Os 250 supostos membros de gangues venezuelanos enviados para El Salvador, desafiando um tribunal federal, foram impedidos de passar pelo devido processo. Eles foram sumariamente levados em aviões, o que ignorou a ordem do juiz para voltar, e uma vez que chegaram, foram despidos, espancados e tiveram suas cabeças raspadas. Cabeças raspadas são uma característica de todos os campos de concentração. A desculpa é piolhos. Mas é claro que é sobre despersonalização e por que eles estão em uniformes e identificados por números.

O autocrata abertamente se deleita com a crueldade. “Estou ansioso para ver os bandidos terroristas doentes receberem sentenças de 20 anos de prisão pelo que estão fazendo com Elon Musk e Tesla”, escreveu Trump em Truth Social. “Talvez eles pudessem servi-los nas prisões de El Salvador, que se tornaram tão famosas recentemente por condições tão adoráveis!”

Aqueles que constroem campos de concentração são orgulhosos deles. Eles os mostram para a imprensa, ou pelo menos os bajuladores posando como a imprensa. A secretária de Segurança Interna, Kristi Noem, que postou um vídeo de si mesma visitando a prisão de El Salvador, usou os presos sem camisa e raspados como um suporte de palco para suas ameaças contra os imigrantes. Se o fascismo faz bem uma coisa, é o espetáculo.

Primeiro vêm para os imigrantes. Então eles vêm para os ativistas com vistos de estudantes estrangeiros nos campi universitários. Então eles vêm para os titulares de green card. Em seguida, os cidadãos norte-americanos que lutam contra o genocídio israelense ou o fascismo rastejante. Então eles vêm atrás de você. Não porque você quebrou a lei. Mas porque a monstruosa máquina do terror precisa de um suprimento constante de vítimas para se sustentar.

Os regimes totalitários sobrevivem lutando eternamente contra ameaças mortais e existenciais. Uma vez que uma ameaça é erradicada, eles inventam outra. Eles zombam do Estado de Direito. Os juízes, até que sejam expurgados, podem condenar essa iniquidade, mas não têm mecanismo para impor suas decisões. O Departamento de Justiça, entregue à bajuladora de Trump, Pam Bondi, é, como em todas as autocracias, projetado para bloquear a fiscalização, não facilitá-lo. Não há impedimentos legais para nos proteger. Sabemos para onde isto vai. Já o vimos antes. E não é bom.

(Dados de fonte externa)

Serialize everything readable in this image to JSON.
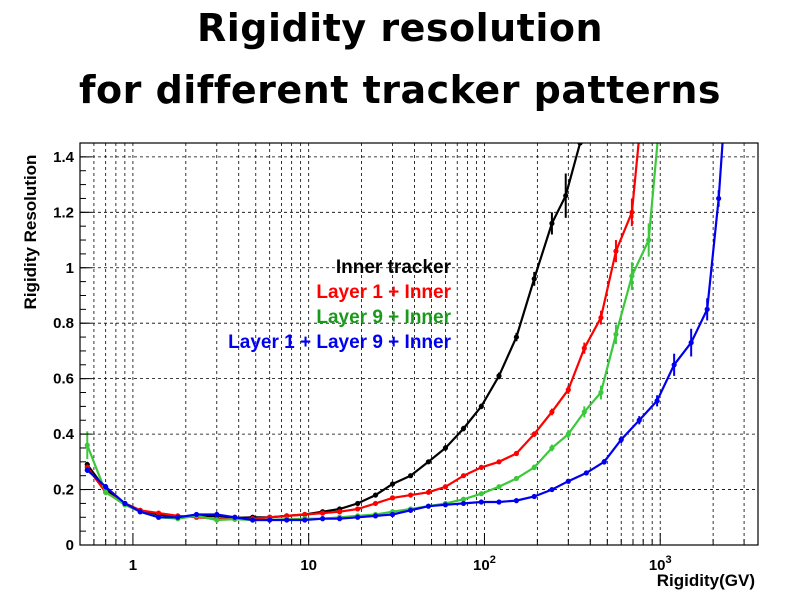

Chris Hedges é o ex-chefe do New York Times, vencedor do Prêmio Pulitzer. Um falante de árabe, ele passou sete anos cobrindo o conflito entre Israel e os palestinos, grande parte desse tempo em Gaza. Autor de 14 livros, seus mais recentes são The Greatest Evil Is War e A Genocide Foretold: Reporting on Survival and Resistance in Occueplandes (A Guerra do Mal Mágico) e um genocídio predito: Reportagem sobre Sobrevivência e Resistência na Palestina Ocupada.